We study the entropy generation and particle production in scalar
quantum field theory in expanding
spacetimes with many-particle mixed initial states. The recently
proposed coarse-grained entropy approach by Brandenberger \etal \ is
applied to systems which may have a non-zero
initial entropy. We find that although the particle production
is amplified as a result of boson statistics, the (coarse-grained)
entropy generation is {\em attenuated} when initial particles are present.
\end{abstract}

\newpage

One of the interesting features of quantized fields
in a curved spacetime \cite{1}
is that the concept of particles becomes very observer-dependent. For instance,
in an expanding Universe spontaneous particle creation can occur.
One defines generally a vacuum state such
that all inertial observers in the past region agree that the spacetime
looks empty of particles.

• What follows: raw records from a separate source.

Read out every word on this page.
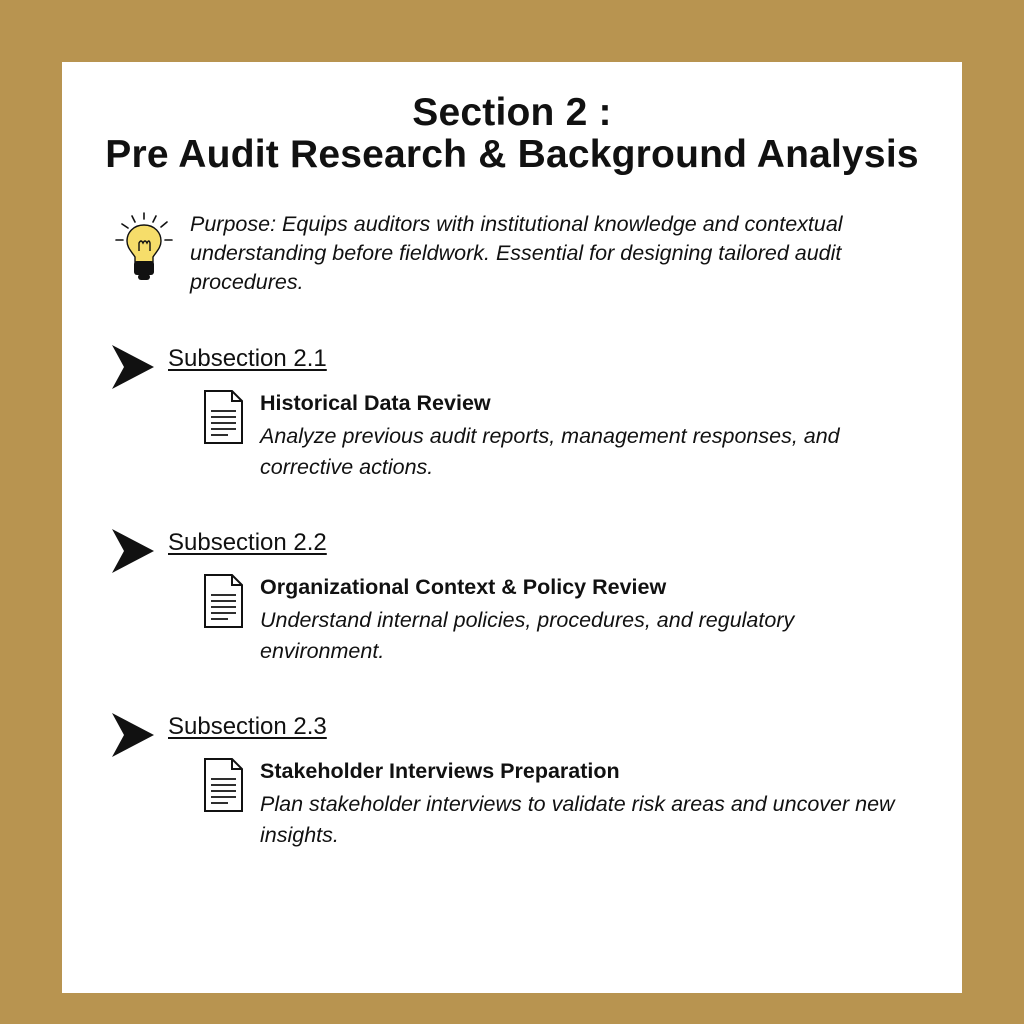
Section 2 :
Pre Audit Research & Background Analysis
Purpose: Equips auditors with institutional knowledge and contextual understanding before fieldwork. Essential for designing tailored audit procedures.
Subsection 2.1
Historical Data Review
Analyze previous audit reports, management responses, and corrective actions.
Subsection 2.2
Organizational Context & Policy Review
Understand internal policies, procedures, and regulatory environment.
Subsection 2.3
Stakeholder Interviews Preparation
Plan stakeholder interviews to validate risk areas and uncover new insights.
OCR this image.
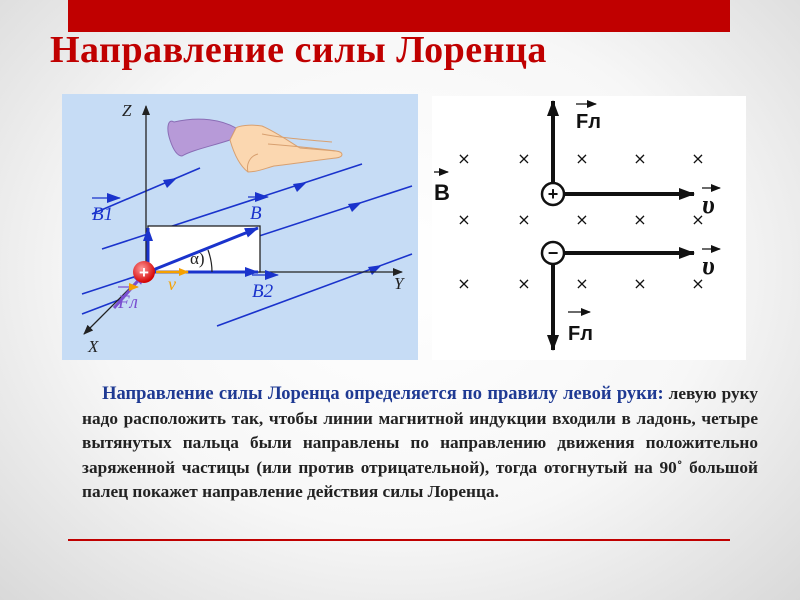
Направление силы Лоренца
Z
Y
X
B1	B
B2
α)
ν
Fл
+
×	×	×	×	×
×	×	×	×	×
×	×	×	×	×
B	+
Fл
υ
−
Fл
υ

Направление силы Лоренца определяется по правилу левой руки: левую руку надо расположить так, чтобы линии магнитной индукции входили в ладонь, четыре вытянутых пальца были направлены по направлению движения положительно заряженной частицы (или против отрицательной), тогда отогнутый на 90˚ большой палец покажет направление действия силы Лоренца.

As a result of the expansion of the Universe,
the above vacuum state looks full of particles using modes natural
to inertial observers in the far future region.
Stated differently, a no-particle
initial state can evolve to a many-particle state. However, since one
starts with a pure state, one ends with a pure state. Thus there must be
subtle correlations between the particles in the final state. In particular,
there is no entropy production in this process even if lots of particles
are produced.
But, it may be that some of these subtle correlations are very difficult
to detect and/or that they may be quite sensitive to interactions between
the produced particles. One may then contemplate a picture where
such information about the system is considered to be ``less relevant''
and either discarded altogether or some kind of ``statistical averaging''
procedure is applied to it. This way one can
try to associate a ``coarse-grained'' entropy to the
final state of the system, hopefully in as natural way as possible.
There has been a lot of work in this direction
by Hu, Kandrup and collaborators \cite{15}.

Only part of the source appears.